Perhaps most important, Madam Walker transformed her customers into evangelical agents, who, for a handsome commission, multiplied her ability to reach new markets while providing them with avenues up out of poverty, much like Turnbo had provided her. In short order, Walker’s company had trained some 40,000 “Walker Agents” at an ever-expanding number of hair-culture colleges she founded or set up through already established black institutions. And there was a whole “Walker System” for them to learn, from vegetable shampoos to cold creams, witch hazel, diets and those controversial hot combs.

Contrary to legend, Madam Walker didn’t invent the hot comb. According to A’Lelia Bundles’ biography of Walker in Black Women in America, a Frenchman, Marcel Grateau, popularized it in Europe in the 1870s, and even Sears and Bloomingdale’s advertised the hair-straightening styling tool in their catalogs in the 1880s. But Walker did improve the hot comb with wider teeth, and as a result of its popularity, sales sizzled.

Careful to position herself as a “hair culturalist,” Walker was building a vast social network of consumer-agents united by their dreams of looking — and thus feeling — different, from the heartland of America to the Caribbean and parts of Central America. Whether it stimulated emulation or empowerment was the debate — and in many ways it still is. One thing, though, was for sure: It was big business.

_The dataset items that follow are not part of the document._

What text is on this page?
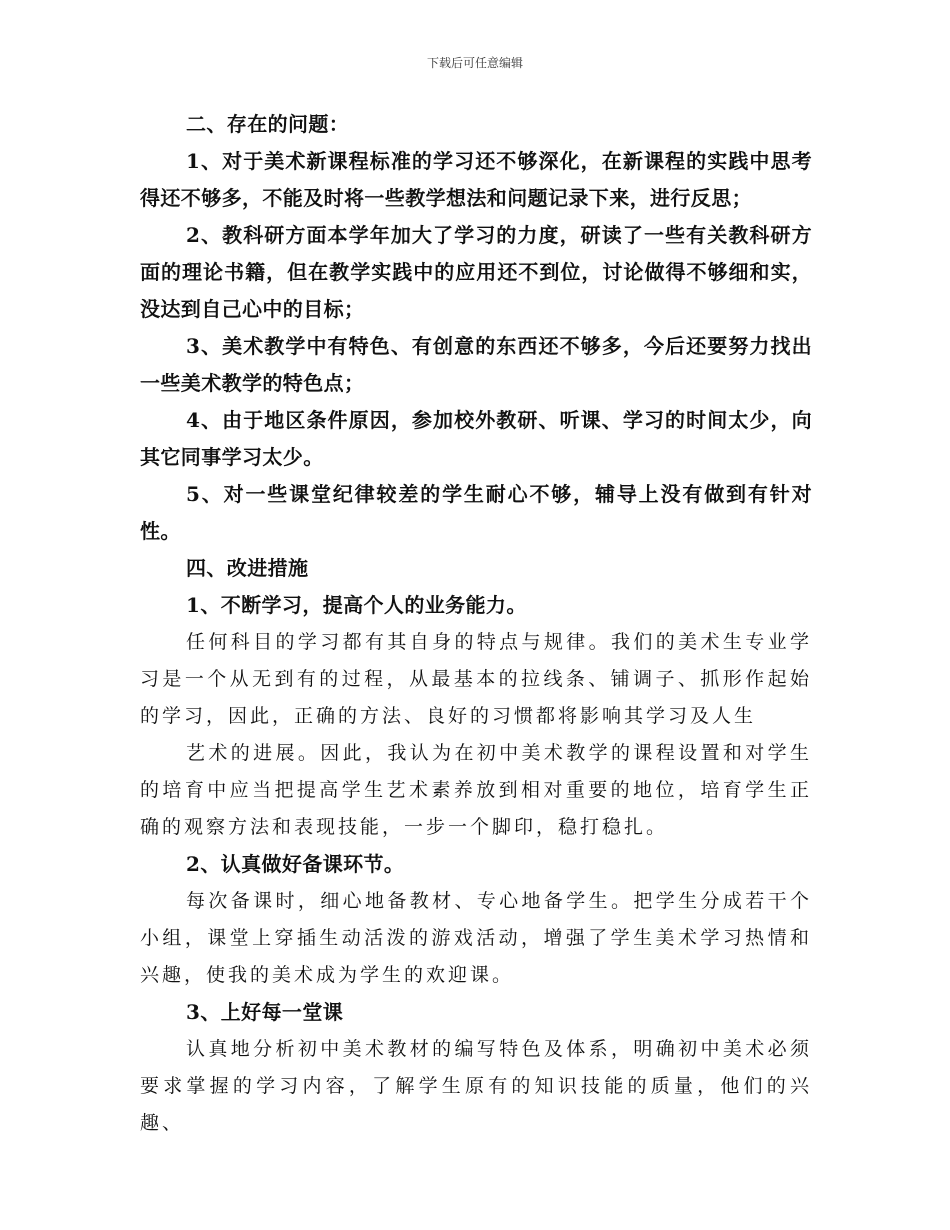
下载后可任意编辑

二、存在的问题：

1、对于美术新课程标准的学习还不够深化，在新课程的实践中思考得还不够多，不能及时将一些教学想法和问题记录下来，进行反思；

2、教科研方面本学年加大了学习的力度，研读了一些有关教科研方面的理论书籍，但在教学实践中的应用还不到位，讨论做得不够细和实，没达到自己心中的目标；

3、美术教学中有特色、有创意的东西还不够多，今后还要努力找出一些美术教学的特色点；

4、由于地区条件原因，参加校外教研、听课、学习的时间太少，向其它同事学习太少。

5、对一些课堂纪律较差的学生耐心不够，辅导上没有做到有针对性。

四、改进措施

1、不断学习，提高个人的业务能力。

任何科目的学习都有其自身的特点与规律。我们的美术生专业学习是一个从无到有的过程，从最基本的拉线条、铺调子、抓形作起始的学习，因此，正确的方法、良好的习惯都将影响其学习及人生

艺术的进展。因此，我认为在初中美术教学的课程设置和对学生的培育中应当把提高学生艺术素养放到相对重要的地位，培育学生正确的观察方法和表现技能，一步一个脚印，稳打稳扎。

2、认真做好备课环节。

每次备课时，细心地备教材、专心地备学生。把学生分成若干个小组，课堂上穿插生动活泼的游戏活动，增强了学生美术学习热情和兴趣，使我的美术成为学生的欢迎课。

3、上好每一堂课

认真地分析初中美术教材的编写特色及体系，明确初中美术必须要求掌握的学习内容，了解学生原有的知识技能的质量，他们的兴趣、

No — huge! “Open your own shop; secure prosperity and freedom,” one of Madam Walker’s brochures announced. Those who enrolled in “Lelia College” even received a diploma.

If imitation is the highest form of flattery, Walker had the Mona Lisa of black-beauty brands. Among the most ridiculous knockoffs was the white-owned “Madam Mamie Hightower” company. To keep others at bay, Walker insisted on placing a special seal with her likeness on every package. So successful, so quickly, was Walker in solidifying her presence in the consumer’s mind that when her marriage to C.J. fell apart in 1912, she insisted on keeping his name. After all, she’d already made it more famous.

To keep her agents more loyal, Walker organized them into a national association and offered cash incentives to those who promoted her values. In the same way, she organized the National Negro Cosmetics Manufacturers Association in 1917. “I am not merely satisfied in making money for myself,” Walker said in 1914. “I am endeavoring to provide employment for hundreds of women of my race.” And for her it wasn’t just about pay; Walker wanted to train her fellow black women to be refined. As she explained in her 1915 manual, Hints to Agents, “Open your windows — air it well … Keep your teeth clean in order that [your] breath might be sweet … See that your fingernails are kept clean, as that is a mark of refinement.”

Reading this, I instantly thought of Booker T. Washington, “the wizard of Tuskegee,” who, while troubled by the black beauty industry, shared Walker’s obsession with cleanliness. In fact, Washington made it critical to his school’s curriculum, preaching “the gospel of the toothbrush,” writes Suellen Hoy in her interesting history, Chasing Dirt: The American Pursuit of Cleanliness. “I never see … an unpainted or unwhitewashed house that I do not want to paint or whitewash it,” Washington himself wrote in his memoir, Up From Slavery.

I have no doubt this topic would’ve made for interesting conversation between Washington and Walker (after all, having come from similar places, weren’t they after similar things with not dissimilar risks?). Yet, try as Walker did to curry Washington’s favor, her initial forays only met his grudging acknowledgment, even though many of the wives Washington knew, including his own — the wives of the very ministers denouncing products like Walker’s — were dreaming of the same straight styles.